7
Jason and Jenny Cairns-Lawrence

Unlucky Because:
They've been attacked by terrorists more times than John McClane.
It wasn't just New Yorkers who were traumatized by the September 11th World Trade Center attacks. Tourists from all over the country and the world were in the city at the time, as they would be on any given day. Tourists like the English couple Jason and Jenny Cairns-Lawrence, whose relaxing vacation was interrupted by the worst terrorist attack in history, experiencing a once-in-a-lifetime horror.

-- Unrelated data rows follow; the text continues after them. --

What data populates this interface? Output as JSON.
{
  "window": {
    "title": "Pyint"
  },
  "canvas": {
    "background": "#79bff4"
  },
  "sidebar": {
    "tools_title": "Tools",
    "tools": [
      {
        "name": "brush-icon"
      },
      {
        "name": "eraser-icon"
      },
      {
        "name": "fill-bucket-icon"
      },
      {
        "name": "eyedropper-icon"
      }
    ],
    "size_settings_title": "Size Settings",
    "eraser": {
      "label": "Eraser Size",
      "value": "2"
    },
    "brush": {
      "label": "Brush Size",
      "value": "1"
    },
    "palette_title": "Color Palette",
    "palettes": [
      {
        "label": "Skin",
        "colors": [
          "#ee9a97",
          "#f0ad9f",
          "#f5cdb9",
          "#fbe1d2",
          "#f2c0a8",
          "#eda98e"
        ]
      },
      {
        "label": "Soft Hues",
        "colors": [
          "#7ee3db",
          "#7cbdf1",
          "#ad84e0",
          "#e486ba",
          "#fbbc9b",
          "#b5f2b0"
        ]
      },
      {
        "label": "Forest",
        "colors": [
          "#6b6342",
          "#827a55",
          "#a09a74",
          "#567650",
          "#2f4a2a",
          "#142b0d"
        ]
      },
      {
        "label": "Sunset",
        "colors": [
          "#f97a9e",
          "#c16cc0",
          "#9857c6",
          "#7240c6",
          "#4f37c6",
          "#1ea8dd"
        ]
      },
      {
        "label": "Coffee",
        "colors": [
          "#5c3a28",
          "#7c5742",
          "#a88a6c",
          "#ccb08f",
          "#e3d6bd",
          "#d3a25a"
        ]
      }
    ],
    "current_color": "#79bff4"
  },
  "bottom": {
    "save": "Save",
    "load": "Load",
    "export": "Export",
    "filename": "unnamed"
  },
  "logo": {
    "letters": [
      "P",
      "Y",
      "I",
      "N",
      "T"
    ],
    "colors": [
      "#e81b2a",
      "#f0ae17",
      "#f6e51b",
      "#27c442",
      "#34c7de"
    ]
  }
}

Wait, did we say once in a lifetime? Because four years later, on July 7th, 2005, they happened to be in London, during the worst terror attack in their history. A series of bombs exploded across the city's transit system, killing 52 people.
At this point they may have felt cursed or, worse, that they were unknowingly starring in an action film that kept doing shitty sequels. But, you know, New York and London are both massive cities and really, the odds are that at least one family would happen to be in both places on those fateful days. Right?

But it wasn't over. Three years later, they took another vacation. This time, to the exotic Indian city of Mumbai.
There they saw the worst terror attack in that country's history, as shooting and bombing attacks killed and wounded hundreds.
News stories say the couple "refused to cut short their holiday" after the Mumbai attack. It's kind of hard not to imagine them as Clark Griswold, screaming "NO! Not this time! We took this fucking vacation and we're going to enjoy it, damn it."

By the way, if there is a support group for "I'm pretty sure I'm living in a series of horrifying yet increasingly unimaginative sequels", they can join Regina Rohde there. She was a student at Columbine High School during the worst school massacre in history, where 12 people were killed. That record was beaten eight years later, during the shootings of 32 students at Virginia Tech... where Rohde was studying as a grad student.

Unlucky Because:
She almost went down with a sinking ship... three times.
Traditionally, sea captains considered it bad luck to have a woman on board when they weighed anchor. Women were said to make the sea angry. On the flip side, the superstition said, if the woman was naked, it would calm the sea. If only Violet Jessop had gone around showing off her hoo-ha, perhaps the Titanic would never have hit the iceberg.

Jessop's story doesn't start on the Titanic, however. It starts on board Titanic's sister ship, the Olympic. In 1911, Jessop was a stewardess aboard the luxury liner, getting her bottom pinched by mustachioed men in long coats who added a "harroomph" to the end of every sentence. Or so we assume.